Review: The Holy Body Tattoo & Godspeed You! Black Emperor

PuSh International Performing Arts Festival, Queen Elizabeth Theatre

Chris Randle / PuSh Festival

The dancers stand on small podiums, still. Time rises from the band behind them.

The Holy Body Tattoo is a Vancouver-based dance company, founded in 1993 by Noam Gagnon and Dana Gingras, who haven’t performed in ten years.

A repetition of hands, bodies scratching at themselves, at wrists and necks, inching toward frantic.

I can’t see the musicians, there is a tall cloth screen obscuring them. An image of a wind turbine spins on the screen.

Godspeed You! Black Emperor is a confrontational Montreal post-rock collective, formed in 1994 by Efrim Menuck, Mike Moya, and Mauro Pezzente, who make a point to perform under the low light of film projections.

The bodies are still but their hands and arms are quick, repetitive motion.

Every so often one person will break loose from the conformity of the group. Could be as slight as a suddenly fluidity. Could be emotion. Such darkness and joy.

When the house drops the screen to reveal the band, I notice the dancers are taking the place of the film projections, shielding them from the crowd’s direct gaze.

The band leans heavily on “Providence” from 1997’s F♯ A♯ ∞, which begins with a field recording of a man in the street: “The interest is up, the stock market’s down, you guys gotta be careful walking around here this late at night.”

Disembodied voice is a character in the sound of the band.

From where does this extreme movement emanate? It is corrosive. Dancers bend violently at the waist, thrusting their arms forward parallel to the ground. They fight and love and clash exuberant limbs.

Over the music I can hear the dancers’ rhythmic breath and the stomps of their boots on the stage.

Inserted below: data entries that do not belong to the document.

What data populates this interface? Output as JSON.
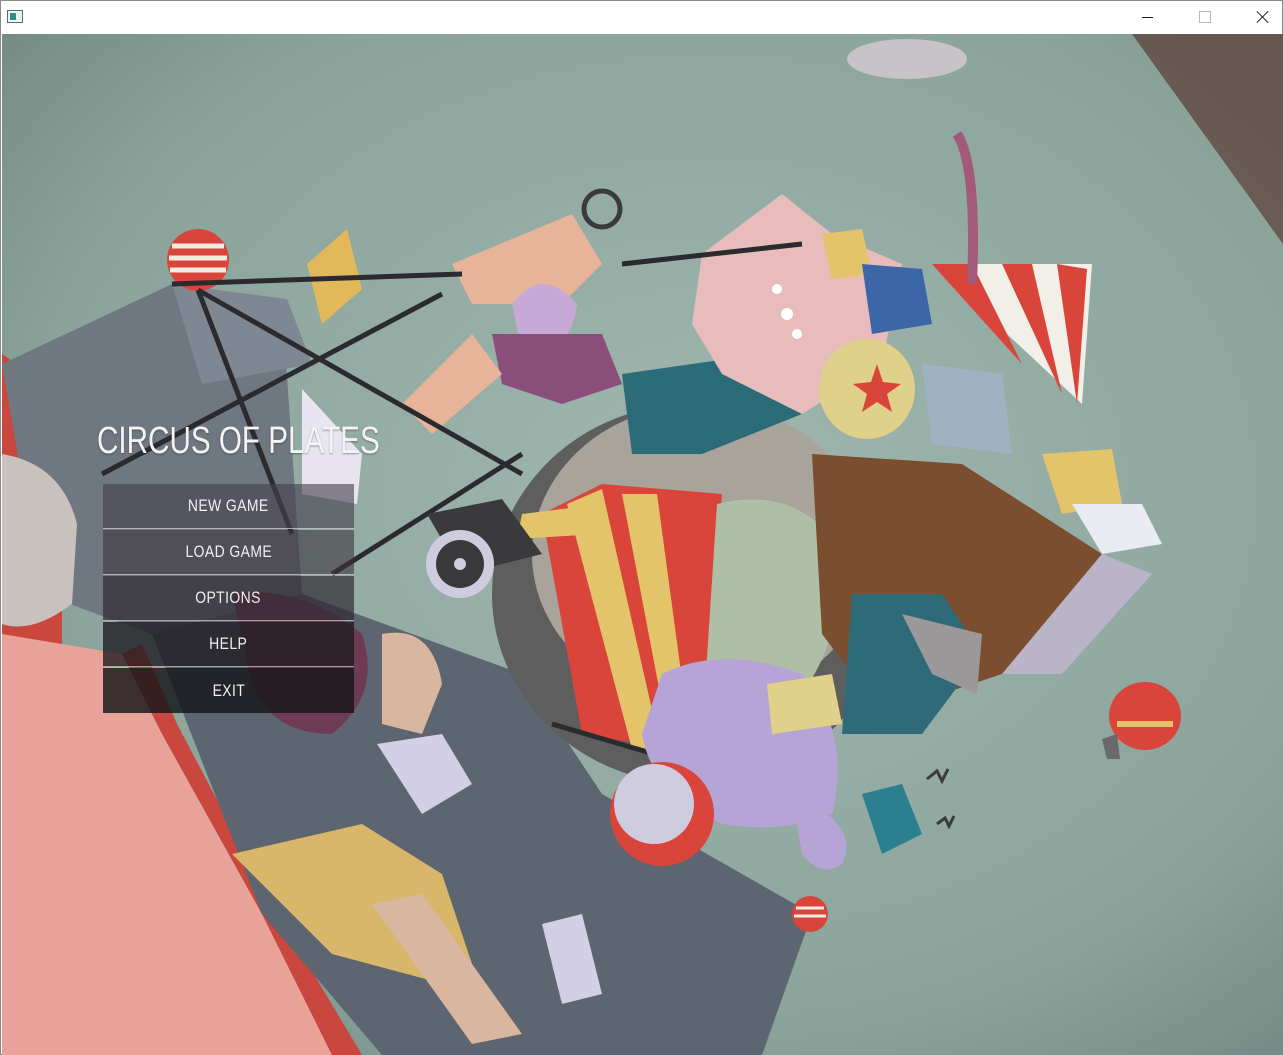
{
  "window": {
    "title": "",
    "icon": "app-window-icon",
    "controls": [
      "minimize-icon",
      "maximize-icon",
      "close-icon"
    ]
  },
  "game": {
    "title": "CIRCUS OF PLATES",
    "menu": [
      {
        "label": "NEW GAME"
      },
      {
        "label": "LOAD GAME"
      },
      {
        "label": "OPTIONS"
      },
      {
        "label": "HELP"
      },
      {
        "label": "EXIT"
      }
    ],
    "background": "paper-cut circus illustration"
  },
  "colors": {
    "background_teal": "#8fa9a1",
    "accent_red": "#d9453a",
    "accent_yellow": "#e3c46a"
  }
}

Guitars weave melody into intricate patterns of plectrum and delay.

After a long anxious build, one woman is silent in the middle of the stage, looking at the floor. Her hands twitch and grasp at her own body.

To the side, another woman feels the anxiety and moves to her, takes her carefully in her arms, and tries to calm her, holding tight until the movement stops.

Is it a calm in the middle of this modern chaos? Or death? Maybe it is simply feeling like there is one other person out there to help quell the loneliness in the world.

I cry in the theatre and I wonder if the stranger sitting next to me is watching. monumental isn’t simply a concert or a performance, it’s a triumph.